Database Server: The ExeSQL component must connect to a MySQL database server with proper credentials and network access.
User Interface: While not in this file, the system expects a frontend or conversational UI to interact with the Begin and Message components, presenting prompts and results to users.

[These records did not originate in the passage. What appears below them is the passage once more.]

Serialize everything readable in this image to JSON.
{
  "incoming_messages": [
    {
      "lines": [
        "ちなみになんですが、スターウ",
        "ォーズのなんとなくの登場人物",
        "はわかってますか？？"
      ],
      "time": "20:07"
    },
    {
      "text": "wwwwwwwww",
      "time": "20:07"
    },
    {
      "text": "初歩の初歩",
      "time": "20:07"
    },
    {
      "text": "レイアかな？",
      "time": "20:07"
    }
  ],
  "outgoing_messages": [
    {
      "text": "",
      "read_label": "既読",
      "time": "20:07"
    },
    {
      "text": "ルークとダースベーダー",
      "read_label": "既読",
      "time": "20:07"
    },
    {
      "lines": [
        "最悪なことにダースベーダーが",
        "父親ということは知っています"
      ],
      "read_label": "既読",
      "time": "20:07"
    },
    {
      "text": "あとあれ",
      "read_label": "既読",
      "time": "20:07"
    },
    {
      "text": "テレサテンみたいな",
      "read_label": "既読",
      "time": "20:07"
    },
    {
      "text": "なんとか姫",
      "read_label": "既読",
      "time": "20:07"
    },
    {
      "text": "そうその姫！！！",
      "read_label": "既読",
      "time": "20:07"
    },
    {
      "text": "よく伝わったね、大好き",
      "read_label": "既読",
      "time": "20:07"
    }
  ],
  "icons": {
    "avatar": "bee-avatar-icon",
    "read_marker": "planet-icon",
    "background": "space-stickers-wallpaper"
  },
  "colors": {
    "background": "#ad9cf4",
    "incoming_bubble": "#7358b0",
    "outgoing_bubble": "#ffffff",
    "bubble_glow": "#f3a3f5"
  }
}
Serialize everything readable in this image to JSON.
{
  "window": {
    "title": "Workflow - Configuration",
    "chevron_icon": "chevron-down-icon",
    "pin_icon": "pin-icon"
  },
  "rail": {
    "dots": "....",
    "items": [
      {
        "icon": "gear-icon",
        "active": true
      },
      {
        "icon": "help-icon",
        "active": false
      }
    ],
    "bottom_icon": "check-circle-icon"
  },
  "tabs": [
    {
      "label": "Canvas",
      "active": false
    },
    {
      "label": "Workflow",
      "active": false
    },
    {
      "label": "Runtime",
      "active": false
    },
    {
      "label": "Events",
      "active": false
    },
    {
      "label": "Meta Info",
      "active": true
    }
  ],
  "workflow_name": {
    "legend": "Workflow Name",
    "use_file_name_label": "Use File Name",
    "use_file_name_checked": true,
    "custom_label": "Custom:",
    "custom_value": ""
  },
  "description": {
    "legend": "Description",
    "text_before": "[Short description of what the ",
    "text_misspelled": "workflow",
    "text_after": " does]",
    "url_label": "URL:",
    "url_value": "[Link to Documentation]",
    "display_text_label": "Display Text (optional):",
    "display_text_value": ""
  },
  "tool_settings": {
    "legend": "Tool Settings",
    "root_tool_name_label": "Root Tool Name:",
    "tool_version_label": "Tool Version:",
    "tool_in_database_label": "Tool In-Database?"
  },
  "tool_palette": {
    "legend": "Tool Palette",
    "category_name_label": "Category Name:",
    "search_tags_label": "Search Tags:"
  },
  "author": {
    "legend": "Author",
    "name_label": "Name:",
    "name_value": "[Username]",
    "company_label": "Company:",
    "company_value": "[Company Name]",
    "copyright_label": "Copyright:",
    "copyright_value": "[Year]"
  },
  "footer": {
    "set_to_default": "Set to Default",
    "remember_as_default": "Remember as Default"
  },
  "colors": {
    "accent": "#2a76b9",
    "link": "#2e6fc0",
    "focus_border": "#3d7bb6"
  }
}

Visual Diagram: Component Flowchart

flowchart LR
    Begin["Begin\n(User Input)"]
    RetrievalSchema["Retrieval: Schema"]
    RetrievalSamples["Retrieval: Question to SQL Samples"]
    RetrievalDesc["Retrieval: Database Description"]
    Agent["Agent: SQL Generator\n(LLM Text-to-SQL)"]
    ExeSQL["ExeSQL: SQL Executor\n(MySQL DB)"]
    Message["Message: Result Presenter"]

    Begin --> RetrievalSchema
    Begin --> RetrievalSamples
    Begin --> RetrievalDesc

    RetrievalSchema --> Agent
    RetrievalSamples --> Agent
    RetrievalDesc --> Agent

    Agent --> ExeSQL
    ExeSQL --> Message

Summary

The sql_assistant.json file defines a modular, knowledge-augmented AI workflow that enables natural language to SQL translation with immediate execution and result display. It orchestrates multiple retrievals, a powerful language model, and SQL execution components in a streamlined flow designed for conversational business intelligence applications.

This file is a blueprint for deploying an interactive SQL assistant that democratizes data querying for non-technical users by bridging natural language understanding and database querying capabilities.